For quite a while I had a policy about dating, one that was created and honed by experience, and it seemed like a darn good idea: Don't date people that don't have a primary partner already. You see, having done that a few times, it seemed pretty apparent that those who didn't have a "primary" partner, which I'll define as someone that they either lived with, or had significant emotional and practical entwinement with, always seemed to want/need more from me than I had available to give, in terms of time and practical/emotional commitment. So why get into something just to feel inadequate, and have someone move on once they found what they really wanted in another partner?
Cut to the current time, where S and I have that live-in entwined thing, but I also have two other partners, neither of which have a "primary". Honestly, I've been kind of nervous about that. While I feel like I contribute positively to each of my partners, I don't have the amount of energy or time available that I would like to share. So, how much is enough?

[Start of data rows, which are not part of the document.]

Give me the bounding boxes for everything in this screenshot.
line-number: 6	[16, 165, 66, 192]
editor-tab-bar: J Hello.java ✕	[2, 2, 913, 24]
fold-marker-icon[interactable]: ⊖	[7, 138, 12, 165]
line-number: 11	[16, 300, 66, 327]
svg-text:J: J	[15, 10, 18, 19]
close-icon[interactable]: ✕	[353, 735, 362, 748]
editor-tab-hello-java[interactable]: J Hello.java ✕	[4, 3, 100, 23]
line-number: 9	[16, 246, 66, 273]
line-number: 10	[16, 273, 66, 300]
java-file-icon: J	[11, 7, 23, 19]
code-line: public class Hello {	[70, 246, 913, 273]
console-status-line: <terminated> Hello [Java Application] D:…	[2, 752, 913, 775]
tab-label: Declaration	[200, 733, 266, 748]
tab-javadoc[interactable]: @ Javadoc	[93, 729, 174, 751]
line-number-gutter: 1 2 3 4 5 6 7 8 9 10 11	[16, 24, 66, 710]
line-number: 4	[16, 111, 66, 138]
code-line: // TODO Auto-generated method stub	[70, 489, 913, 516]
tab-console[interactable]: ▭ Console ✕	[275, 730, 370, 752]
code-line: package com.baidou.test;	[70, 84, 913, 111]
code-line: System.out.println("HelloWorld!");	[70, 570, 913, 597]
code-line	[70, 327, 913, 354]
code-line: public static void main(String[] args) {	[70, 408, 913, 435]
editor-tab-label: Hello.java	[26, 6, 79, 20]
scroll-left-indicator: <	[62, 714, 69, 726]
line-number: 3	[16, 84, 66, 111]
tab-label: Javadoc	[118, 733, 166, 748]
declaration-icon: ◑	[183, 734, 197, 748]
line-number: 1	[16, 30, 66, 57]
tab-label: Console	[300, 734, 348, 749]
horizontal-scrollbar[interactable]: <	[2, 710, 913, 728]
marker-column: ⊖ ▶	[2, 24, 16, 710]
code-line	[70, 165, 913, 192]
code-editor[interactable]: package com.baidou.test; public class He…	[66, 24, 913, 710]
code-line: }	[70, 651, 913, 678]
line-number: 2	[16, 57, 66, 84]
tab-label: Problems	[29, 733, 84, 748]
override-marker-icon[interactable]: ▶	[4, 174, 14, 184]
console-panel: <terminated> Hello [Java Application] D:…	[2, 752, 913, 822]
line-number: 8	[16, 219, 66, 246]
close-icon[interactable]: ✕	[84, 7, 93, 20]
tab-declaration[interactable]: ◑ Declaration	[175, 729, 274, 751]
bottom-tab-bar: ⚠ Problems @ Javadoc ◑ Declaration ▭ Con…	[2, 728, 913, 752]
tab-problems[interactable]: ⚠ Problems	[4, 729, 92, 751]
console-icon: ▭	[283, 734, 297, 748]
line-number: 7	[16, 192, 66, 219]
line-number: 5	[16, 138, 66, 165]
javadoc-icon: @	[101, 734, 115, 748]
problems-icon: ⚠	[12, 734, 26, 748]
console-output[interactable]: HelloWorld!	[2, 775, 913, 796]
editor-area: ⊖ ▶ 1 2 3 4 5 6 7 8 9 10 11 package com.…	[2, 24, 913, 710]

For years, I've tried to make that choice for others. If I didn't feel like I had enough to give, I just didn't move into the relationship in the first place. Still not thinking that is a bad idea, actually. What's shifted is that I am trusting others more to let me know if what I have to give is sufficient for them, rather than unilaterally making that call.
It's definitely been something that is discussed in advance of getting emotionally attached. Conversations like this one: "Hey, I really like you, and feel good connection. I'd like to take this deeper, but am really concerned that only having enough available time for a weekly date, and several phone calls isn't going to feed you enough to feel satisfied, especially since I know you are interested in having a live-in partner. Can we talk about how that feels to you?" Those have been good talks to have. It's something that gets touched on pretty regularly on an on-going basis as well.
Sometimes, that sounds pretty good in advance, and then someone realizes that they'd really like to have a partner sleeping over several nights a week, or maybe they'd like to shift into a more "primary" level connection, which isn't within my grasp to give. At that point, the conversation moves into another area. "From what you're sharing, it seems like you'd really enjoy having a different kind of relationship that has xyz qualities. Does that feel true? Yes? I want you to feel happy and loved in every way that is important to you, so how can I help support you while you are looking for another partner that has that to give?"
One of the hardest parts has been letting go of trying to force myself to produce the time and emotional space to be all things to all people in my life. It's just not going to happen. So, I am learning that whatever I have to give is sufficient, that my partners will let me know if they need something more from me, that I am enough.